Hebammengeleiteter Kreißsaal bleibt unberührt

Im Rahmen der geburtshilflichen Versorgung steht das Helios Klinikum Niederberg werdenden Müttern auch weiterhin zuverlässig zur Seite. Das Angebot des hebammengeleiteten Kreißsaals sowie der hebammengeleiten Wöchnerinnenstation bleibt erhalten und auch die notfallmäßige Versorgung von Säuglingen sowie Notkaiserschnitte werden unverändert durchgeführt. Durch die angeschlossene Kinderklinik ist eine rundum Betreuung von Mutter und Kind – von Geburt an bis zum 18. Lebensjahr – auch in Zukunft gesichert, das gilt auch für das Vorbereitungsangebot der Elternschule.

Darüber hinaus kommt die Klinik für Kinder- und Jugendmedizin mit dem Schwerpunkt Neuropädiatrie (Neurologie des Kindes- und Jugendalters) ihrem Versorgungsauftrag für Kinder mit Ausnahme onkologischer Erkrankungen in vollem Umfang nach. Behandelt werden etwa Patienten mit gastrointestinalen, pulmonologischen, allergologischen, neurologischen, metabolischen, infektiösen Erkrankungen sowie auch aus sozialer Indikation (bspw. Kindeswohlgefährdung; Zusammenarbeit mit der Schreiambulanz Ratingen).

Erkrankungen des Herzens werden in Kooperation mit der Klinik für Kinder- und Jugendmedizin in Wuppertal betreut.

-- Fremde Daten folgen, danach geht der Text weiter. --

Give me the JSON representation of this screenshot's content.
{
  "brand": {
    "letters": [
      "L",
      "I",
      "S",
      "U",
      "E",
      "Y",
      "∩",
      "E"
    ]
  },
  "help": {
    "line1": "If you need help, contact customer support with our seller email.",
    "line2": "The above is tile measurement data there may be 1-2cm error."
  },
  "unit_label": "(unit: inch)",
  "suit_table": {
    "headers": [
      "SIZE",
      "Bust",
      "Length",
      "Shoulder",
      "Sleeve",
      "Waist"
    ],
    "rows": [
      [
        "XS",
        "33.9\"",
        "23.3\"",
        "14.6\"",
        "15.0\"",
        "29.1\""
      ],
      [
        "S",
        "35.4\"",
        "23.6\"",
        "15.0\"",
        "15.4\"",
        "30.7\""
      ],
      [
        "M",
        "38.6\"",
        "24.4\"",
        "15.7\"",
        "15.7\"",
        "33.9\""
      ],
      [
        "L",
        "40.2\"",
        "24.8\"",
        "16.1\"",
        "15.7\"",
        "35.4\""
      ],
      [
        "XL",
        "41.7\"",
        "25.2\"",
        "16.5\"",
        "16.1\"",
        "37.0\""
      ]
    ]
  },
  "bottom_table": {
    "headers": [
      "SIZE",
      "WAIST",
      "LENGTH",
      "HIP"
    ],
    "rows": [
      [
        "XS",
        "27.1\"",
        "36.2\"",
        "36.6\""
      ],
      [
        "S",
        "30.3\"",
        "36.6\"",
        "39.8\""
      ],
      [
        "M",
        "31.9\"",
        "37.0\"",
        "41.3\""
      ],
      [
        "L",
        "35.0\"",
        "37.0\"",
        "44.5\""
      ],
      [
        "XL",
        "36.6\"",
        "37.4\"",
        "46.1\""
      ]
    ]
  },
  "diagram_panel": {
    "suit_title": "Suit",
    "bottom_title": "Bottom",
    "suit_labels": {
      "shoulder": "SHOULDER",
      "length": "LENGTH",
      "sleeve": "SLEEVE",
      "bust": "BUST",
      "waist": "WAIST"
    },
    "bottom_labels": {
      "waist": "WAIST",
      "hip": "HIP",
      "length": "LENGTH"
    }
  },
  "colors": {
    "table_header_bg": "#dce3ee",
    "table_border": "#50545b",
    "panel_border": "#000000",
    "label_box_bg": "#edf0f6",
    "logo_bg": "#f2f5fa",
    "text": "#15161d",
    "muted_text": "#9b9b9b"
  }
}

Durchgeführt werden auch weiterhin neurophysiologische Untersuchungen sowie sämtliche diagnostische apparative und laborchemische Verfahren (MRT, CT, Röntgen, Ultraschall, EEG, Langzeit-Blutdruck/-EKG, visuell evozierte Potentiale, sensibel evozierte Potentiale, Nervenleitgeschwindigkeiten, Fructose- und Lactoseatemtests, Liquorpunktion). Überregional bekannt ist die monatlich stattfindende Westdeutsche Down-Ambulanz. Am Haus vorgehalten wird eine chefärztlich geführte Sprechstunde für neuropädiatrische Fragestellungen.